The rim measures 66 mm. Wide enough not to block the aromas and small enough not to allow them to escape. From the rim to the widest point, the bowl is a gently sloped conical shape, i.e. tapered, meaning that the aromas released in the glass are funnelled unimpeded into the nostrils.
‘It is better to drink mid-range wine from a perfect glass than excellent wine from a terrible glass.
Alfred Herlbauer, managing director at GABRIEL-GLAS GmbH
The Gabriel Glass is available hand or machine blown. The crystal glass is lead free and produced using cutting edge technology. Our StandArt model is machine made and weighs 150 g. Our hand blown model (the Gold Edition) weighs just 90 g.
So how do you look after this delicate piece so that you can enjoy it for as long as possible?
‘Ideally, wash it in a dishwashing machine – if possible, a Meiko machine with a reverse osmosis system. That will clean your glass with no need for polishing, ’ that is the expert advice offered by Alfred Herlbauer.
These thin-walled glasses are better suited to dishwashing machines than hand washing. A plastic rack will protect each glass from every angle. Glasses can easily fall over and crash against one another and break in metal racks with no dividers.
Dishwasher tabs should never be used as the detergent in this case. They aggressively attack grease and everything else. The ingredients attack surfaces, destroying glass and porcelain.
Glasses should be stored on a relatively open shelf. Closed cabinets cause moisture to build up on the surface of the glass, which then absorbs the odour of the cabinet.
For clients who want their glasses and dishes to sparkle, improving the water quality is essential – and that calls for demineralisation or osmosis.

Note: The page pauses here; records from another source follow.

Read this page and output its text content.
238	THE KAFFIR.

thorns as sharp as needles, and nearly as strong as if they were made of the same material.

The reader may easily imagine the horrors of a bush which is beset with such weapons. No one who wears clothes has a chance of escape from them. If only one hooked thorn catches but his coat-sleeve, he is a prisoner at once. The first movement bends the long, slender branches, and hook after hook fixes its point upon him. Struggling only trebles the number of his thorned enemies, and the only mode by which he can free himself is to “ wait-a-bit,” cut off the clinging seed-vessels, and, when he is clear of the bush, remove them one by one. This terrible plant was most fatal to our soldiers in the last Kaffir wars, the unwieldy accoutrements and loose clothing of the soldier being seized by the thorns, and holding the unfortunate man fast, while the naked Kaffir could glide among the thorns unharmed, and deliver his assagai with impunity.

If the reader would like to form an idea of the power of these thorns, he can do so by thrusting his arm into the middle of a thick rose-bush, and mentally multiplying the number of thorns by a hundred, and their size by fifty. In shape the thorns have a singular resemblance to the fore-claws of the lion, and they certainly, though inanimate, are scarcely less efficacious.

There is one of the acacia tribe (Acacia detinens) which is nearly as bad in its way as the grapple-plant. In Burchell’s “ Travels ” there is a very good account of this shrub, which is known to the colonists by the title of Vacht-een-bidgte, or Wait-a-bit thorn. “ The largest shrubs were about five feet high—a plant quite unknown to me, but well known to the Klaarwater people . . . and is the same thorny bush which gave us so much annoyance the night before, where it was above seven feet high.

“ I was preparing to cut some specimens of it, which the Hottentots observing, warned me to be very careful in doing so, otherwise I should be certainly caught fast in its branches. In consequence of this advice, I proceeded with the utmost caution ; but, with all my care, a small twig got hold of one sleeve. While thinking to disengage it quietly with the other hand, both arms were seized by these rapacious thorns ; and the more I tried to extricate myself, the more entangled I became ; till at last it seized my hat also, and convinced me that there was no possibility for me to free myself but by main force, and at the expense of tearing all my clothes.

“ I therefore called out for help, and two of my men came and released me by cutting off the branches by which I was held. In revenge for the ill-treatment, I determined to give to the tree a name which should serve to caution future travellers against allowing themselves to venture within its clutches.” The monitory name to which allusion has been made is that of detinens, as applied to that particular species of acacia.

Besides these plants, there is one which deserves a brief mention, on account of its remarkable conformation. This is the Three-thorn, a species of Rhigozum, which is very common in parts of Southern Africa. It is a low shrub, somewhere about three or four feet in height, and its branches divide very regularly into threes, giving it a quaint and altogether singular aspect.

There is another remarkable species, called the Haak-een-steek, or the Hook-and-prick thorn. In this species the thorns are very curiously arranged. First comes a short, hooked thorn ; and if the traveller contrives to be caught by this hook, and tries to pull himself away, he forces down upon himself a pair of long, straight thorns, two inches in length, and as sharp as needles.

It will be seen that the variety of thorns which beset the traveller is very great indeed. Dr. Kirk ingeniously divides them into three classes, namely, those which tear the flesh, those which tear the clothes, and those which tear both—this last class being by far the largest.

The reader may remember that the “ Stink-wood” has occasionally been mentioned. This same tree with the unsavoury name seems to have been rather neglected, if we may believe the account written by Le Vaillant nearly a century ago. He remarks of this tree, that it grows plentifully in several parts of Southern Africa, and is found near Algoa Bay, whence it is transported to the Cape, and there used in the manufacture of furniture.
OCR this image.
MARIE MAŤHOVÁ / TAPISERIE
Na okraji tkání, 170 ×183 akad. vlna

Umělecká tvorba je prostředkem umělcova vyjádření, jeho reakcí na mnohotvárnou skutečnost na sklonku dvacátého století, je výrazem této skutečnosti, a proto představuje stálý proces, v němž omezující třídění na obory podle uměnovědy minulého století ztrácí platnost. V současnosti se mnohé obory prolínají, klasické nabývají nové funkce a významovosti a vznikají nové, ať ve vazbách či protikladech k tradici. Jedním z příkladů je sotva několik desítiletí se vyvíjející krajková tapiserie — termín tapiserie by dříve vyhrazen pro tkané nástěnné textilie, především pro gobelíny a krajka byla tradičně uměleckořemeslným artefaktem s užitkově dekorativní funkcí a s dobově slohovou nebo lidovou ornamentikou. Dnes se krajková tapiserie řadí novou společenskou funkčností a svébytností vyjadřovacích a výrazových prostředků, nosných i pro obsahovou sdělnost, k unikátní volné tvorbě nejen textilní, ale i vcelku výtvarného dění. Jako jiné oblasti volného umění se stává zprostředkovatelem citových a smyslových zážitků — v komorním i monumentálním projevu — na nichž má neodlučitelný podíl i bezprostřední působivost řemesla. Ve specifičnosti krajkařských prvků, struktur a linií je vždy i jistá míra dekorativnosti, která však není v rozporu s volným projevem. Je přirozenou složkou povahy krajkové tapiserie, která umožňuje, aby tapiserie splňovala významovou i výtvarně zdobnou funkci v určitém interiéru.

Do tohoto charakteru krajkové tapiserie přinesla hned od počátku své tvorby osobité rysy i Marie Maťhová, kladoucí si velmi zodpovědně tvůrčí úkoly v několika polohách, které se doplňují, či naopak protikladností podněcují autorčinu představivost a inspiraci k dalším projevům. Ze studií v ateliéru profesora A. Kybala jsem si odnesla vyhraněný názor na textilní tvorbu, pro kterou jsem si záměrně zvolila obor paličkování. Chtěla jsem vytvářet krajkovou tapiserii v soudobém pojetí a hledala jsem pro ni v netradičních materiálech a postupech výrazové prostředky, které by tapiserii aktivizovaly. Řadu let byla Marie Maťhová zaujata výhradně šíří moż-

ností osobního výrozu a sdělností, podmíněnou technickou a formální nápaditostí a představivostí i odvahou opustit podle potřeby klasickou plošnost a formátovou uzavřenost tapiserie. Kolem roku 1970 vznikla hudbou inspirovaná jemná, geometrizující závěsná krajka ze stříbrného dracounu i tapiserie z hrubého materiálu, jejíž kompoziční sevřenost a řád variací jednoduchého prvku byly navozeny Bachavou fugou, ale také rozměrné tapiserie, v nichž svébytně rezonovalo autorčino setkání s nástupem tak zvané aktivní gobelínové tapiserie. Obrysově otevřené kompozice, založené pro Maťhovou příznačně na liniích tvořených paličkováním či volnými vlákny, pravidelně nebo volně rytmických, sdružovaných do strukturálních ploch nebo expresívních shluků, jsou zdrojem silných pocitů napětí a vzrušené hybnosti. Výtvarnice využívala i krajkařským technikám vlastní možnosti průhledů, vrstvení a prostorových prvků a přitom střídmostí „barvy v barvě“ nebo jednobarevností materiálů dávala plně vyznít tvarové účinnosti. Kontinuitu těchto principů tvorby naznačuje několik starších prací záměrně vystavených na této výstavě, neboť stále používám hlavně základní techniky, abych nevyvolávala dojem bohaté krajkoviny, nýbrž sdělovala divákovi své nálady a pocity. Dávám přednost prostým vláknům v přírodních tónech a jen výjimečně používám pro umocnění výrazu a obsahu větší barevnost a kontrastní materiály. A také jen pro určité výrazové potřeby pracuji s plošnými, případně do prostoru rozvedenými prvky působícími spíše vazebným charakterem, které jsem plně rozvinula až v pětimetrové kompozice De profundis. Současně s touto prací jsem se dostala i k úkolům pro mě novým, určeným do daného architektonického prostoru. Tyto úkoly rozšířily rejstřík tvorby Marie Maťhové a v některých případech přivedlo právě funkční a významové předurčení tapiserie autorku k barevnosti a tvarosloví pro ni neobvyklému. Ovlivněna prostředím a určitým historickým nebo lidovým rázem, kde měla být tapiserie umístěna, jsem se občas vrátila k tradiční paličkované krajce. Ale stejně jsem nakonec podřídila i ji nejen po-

‘A bad glass is a glass that does not take hold of the wine. There are many examples of this.’
Of course! The Gabriel Glass is ideally suited. Flutes often feature effervescent points on the bottom of the bowl to allow the carbon dioxide to rise quickly. Visually, it is quite the show! In terms of taste, though, the carbon dioxide becomes overwhelming and the ‘zip’ quickly escapes the drink, which can often become dull and boring.
Etched points on the bottom of a sparkling wine or champagne glass to encourage that carbon dioxide rises.
- An easy path to your nose for the aromas thanks to the wide base of the bowl.
- The perfect distance from the wine to the nose when drinking.
- Steady release of aromas through the wide rim.
Even vintners are choosing universal glasses for tasting sessions because of the flat base, meaning that even a small amount of wine has a large surface area. The distance to your mouth is ideal. Glass rims can be likened to roses: when partially open, they release their aromas but not when they are closed or totally open.
Vintners can serve all of their wines in Gabriel Glasses, including Burgundy wines, which ought, theoretically, to be served in a larger glass to give them space to develop their aromas. Top chefs and private clients have long been convinced of the quality and versatility of these wine glasses. They are available in over 40 countries worldwide, bringing in sales in the millions for the company every year. Establishing a product on the market within such a short period is no mean feat. It must be a sign that the ‘trappings’ are right!